Cloud-based POS systems move all of the previously device-based security and intelligence found in traditional POS terminals into the cloud. They are software solutions that can be downloaded to almost any smart device. Knowing how to use an app is the only tech skill required to operate them. Plus, they’re as mobile as the smartphone or tablet they’re loaded on, setting retailers free from behind the counter.

The appeal of cloud POS is easy to explain, says Eric Thielen, district manager with Clearent, a credit card processing service: “It’s fast, convenient, inexpensive and simple to operate.” Earlier this year, a client installed an entire new system while sitting in his food truck one morning before opening. The client was impressed that changing menu items and prices or uploading photos of dishes to the cash register required just a few taps. “It’s an app on your phone or tablet,” Thielen says. “Who doesn’t know how apps work?”

In addition to portability, which leads to more convenience all around, the fact that the intelligence behind these solutions lives in the cloud means cloud-based POS can do much more than simply accept payments. Through open APIs, proprietary interfaces and industry standards, providers of cloud-based POS solutions can offer value-added services — both in-house and from third parties — that can help streamline operations and increase productivity.

Another advantage of these solutions is scalability. Again, by locating the brains in the cloud, information can flow across platforms that might normally sit outside the POS terminal in a small business — syncing daily sales with inventory management tools or helping to deliver omnichannel retail solutions. Other services might create customizable invoices, manage payments and monitor overdue accounts, or facilitate international sales by automatically calculating tax and shipping across borders and currencies.

Embedding multiple services means merchants can manage products across all sales channels and easily add, edit or delete items, be it a food truck menu or thousands of retail items. Customer profiles can be created automatically, then tracked, updated and linked to their preferences and entire purchase history, so merchants can provide a customized experience, including unique discounts or tailored ads. Cloud-based POS add-ons also can integrate marketing, allowing merchants to set up and execute targeted newsletters and sales or loyalty campaigns with automatically updated mailing lists.

And all of it can be accessed anywhere there’s an internet connection.
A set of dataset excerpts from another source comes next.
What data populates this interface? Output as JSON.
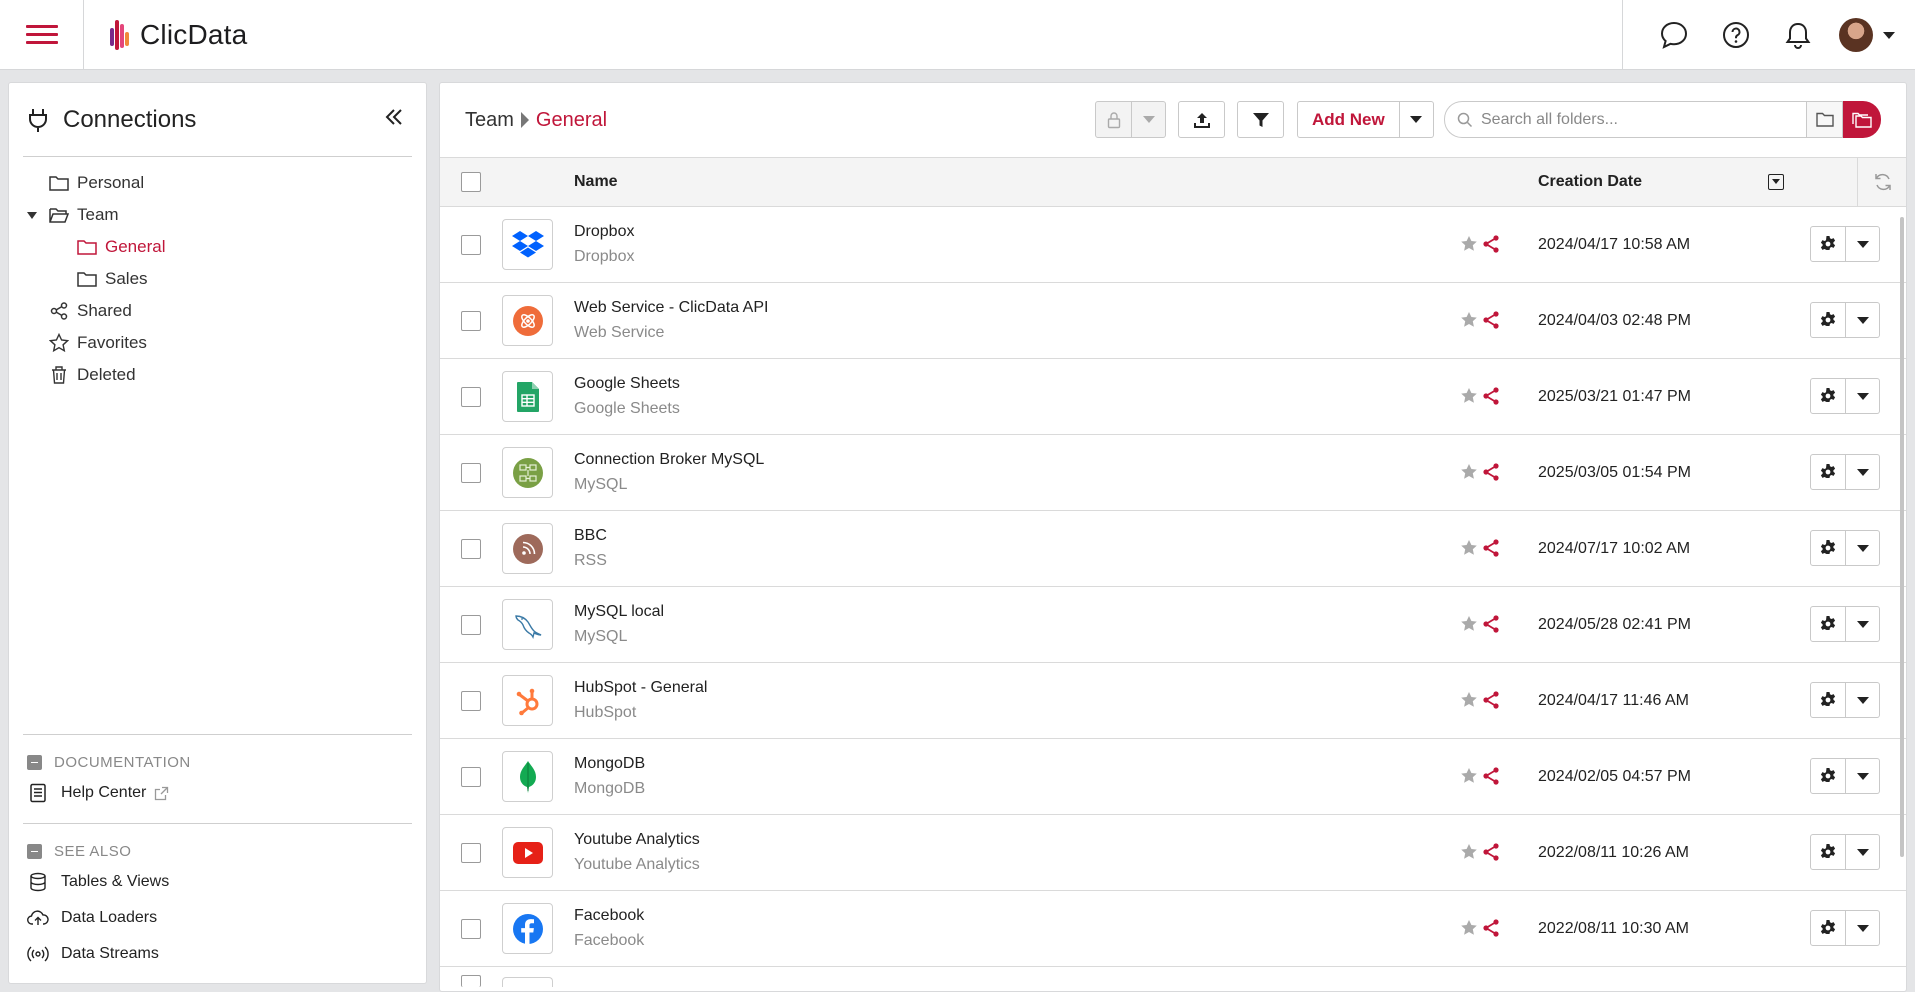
{
  "app": {
    "brand_name": "ClicData"
  },
  "colors": {
    "accent": "#c0163a"
  },
  "sidebar": {
    "title": "Connections",
    "tree": [
      {
        "label": "Personal",
        "icon": "folder-icon"
      },
      {
        "label": "Team",
        "icon": "folder-open-icon",
        "expanded": true
      },
      {
        "label": "General",
        "icon": "folder-icon",
        "selected": true
      },
      {
        "label": "Sales",
        "icon": "folder-icon"
      },
      {
        "label": "Shared",
        "icon": "share-icon"
      },
      {
        "label": "Favorites",
        "icon": "star-icon"
      },
      {
        "label": "Deleted",
        "icon": "trash-icon"
      }
    ],
    "documentation": {
      "heading": "DOCUMENTATION",
      "help_center": "Help Center"
    },
    "see_also": {
      "heading": "SEE ALSO",
      "links": [
        "Tables & Views",
        "Data Loaders",
        "Data Streams"
      ]
    }
  },
  "breadcrumb": {
    "root": "Team",
    "current": "General"
  },
  "toolbar": {
    "add_new_label": "Add New",
    "search_placeholder": "Search all folders..."
  },
  "table": {
    "headers": {
      "name": "Name",
      "creation_date": "Creation Date"
    },
    "rows": [
      {
        "name": "Dropbox",
        "type": "Dropbox",
        "date": "2024/04/17 10:58 AM",
        "logo": "dropbox-icon"
      },
      {
        "name": "Web Service - ClicData API",
        "type": "Web Service",
        "date": "2024/04/03 02:48 PM",
        "logo": "web-service-icon"
      },
      {
        "name": "Google Sheets",
        "type": "Google Sheets",
        "date": "2025/03/21 01:47 PM",
        "logo": "google-sheets-icon"
      },
      {
        "name": "Connection Broker MySQL",
        "type": "MySQL",
        "date": "2025/03/05 01:54 PM",
        "logo": "connection-broker-icon"
      },
      {
        "name": "BBC",
        "type": "RSS",
        "date": "2024/07/17 10:02 AM",
        "logo": "rss-icon"
      },
      {
        "name": "MySQL local",
        "type": "MySQL",
        "date": "2024/05/28 02:41 PM",
        "logo": "mysql-icon"
      },
      {
        "name": "HubSpot - General",
        "type": "HubSpot",
        "date": "2024/04/17 11:46 AM",
        "logo": "hubspot-icon"
      },
      {
        "name": "MongoDB",
        "type": "MongoDB",
        "date": "2024/02/05 04:57 PM",
        "logo": "mongodb-icon"
      },
      {
        "name": "Youtube Analytics",
        "type": "Youtube Analytics",
        "date": "2022/08/11 10:26 AM",
        "logo": "youtube-icon"
      },
      {
        "name": "Facebook",
        "type": "Facebook",
        "date": "2022/08/11 10:30 AM",
        "logo": "facebook-icon"
      }
    ]
  }
}
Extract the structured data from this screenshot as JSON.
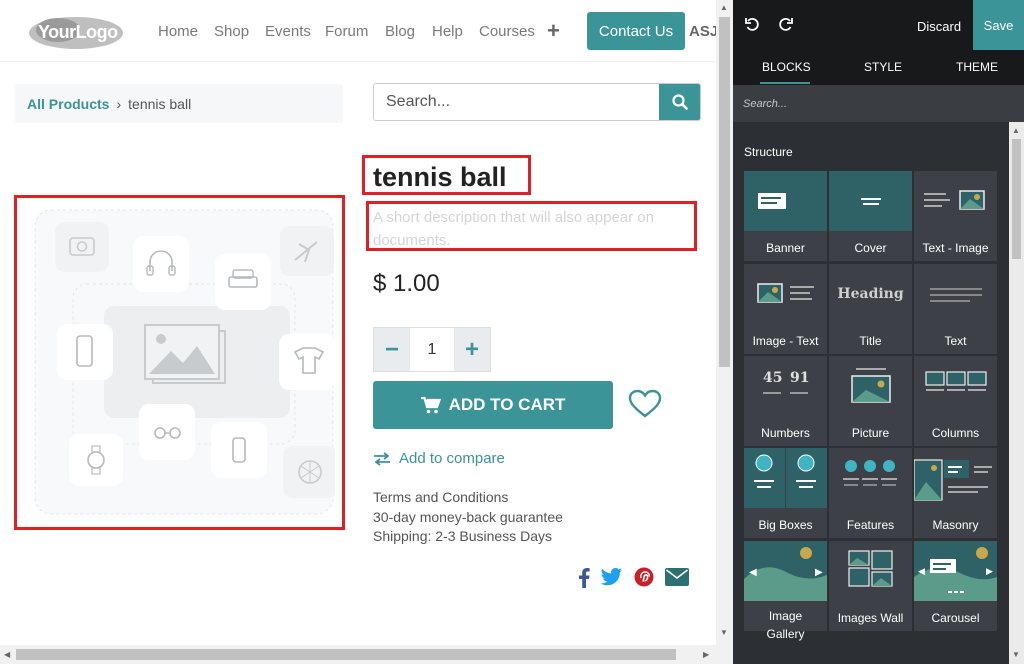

With the global cloud POS market expected to reach $4.2 billion by 2023, big and small companies are entering the market, racing to develop increasingly sophisticated applications to meet changing merchant needs. Growth is being driven by factors such as increasing consumer demand for cashless transactions, demand from small retailers, e-commerce sites and restaurants around the world, and even a rise in food delivery services in China and India.

And right now, as new consumer behaviors and operating requirements emerge following the global pandemic, cloud-based POS solutions are delivering unanticipated value to small business owners. “COVID has created a real urgency to improve efficiencies and profitability,” Thielen said. “It’s the No. 1 question I get: How can we not spend a lot of money but still get something that makes it safer for my customers and for my staff?”

In addition to contactless payments, these solutions also allow small businesses to quickly and easily accommodate new consumer demands by launching new services, such as integrated online or kiosk ordering and curbside pickup.

Cloud-based POS moves payment acceptance from a hardware-dependent solution to a software-based service layer. This evolution improves efficiencies for small businesses by integrating payments, accounting, marketing, inventory management and a host of other business tools. It opens the door to a seamless, omnichannel experience for customers, all while generating insights to help business owners make smarter decisions.

As the world starts to reopen, merchants will no doubt find — and demand — new services, paving the way for continued innovation in POS acceptance. The possibilities are limitless.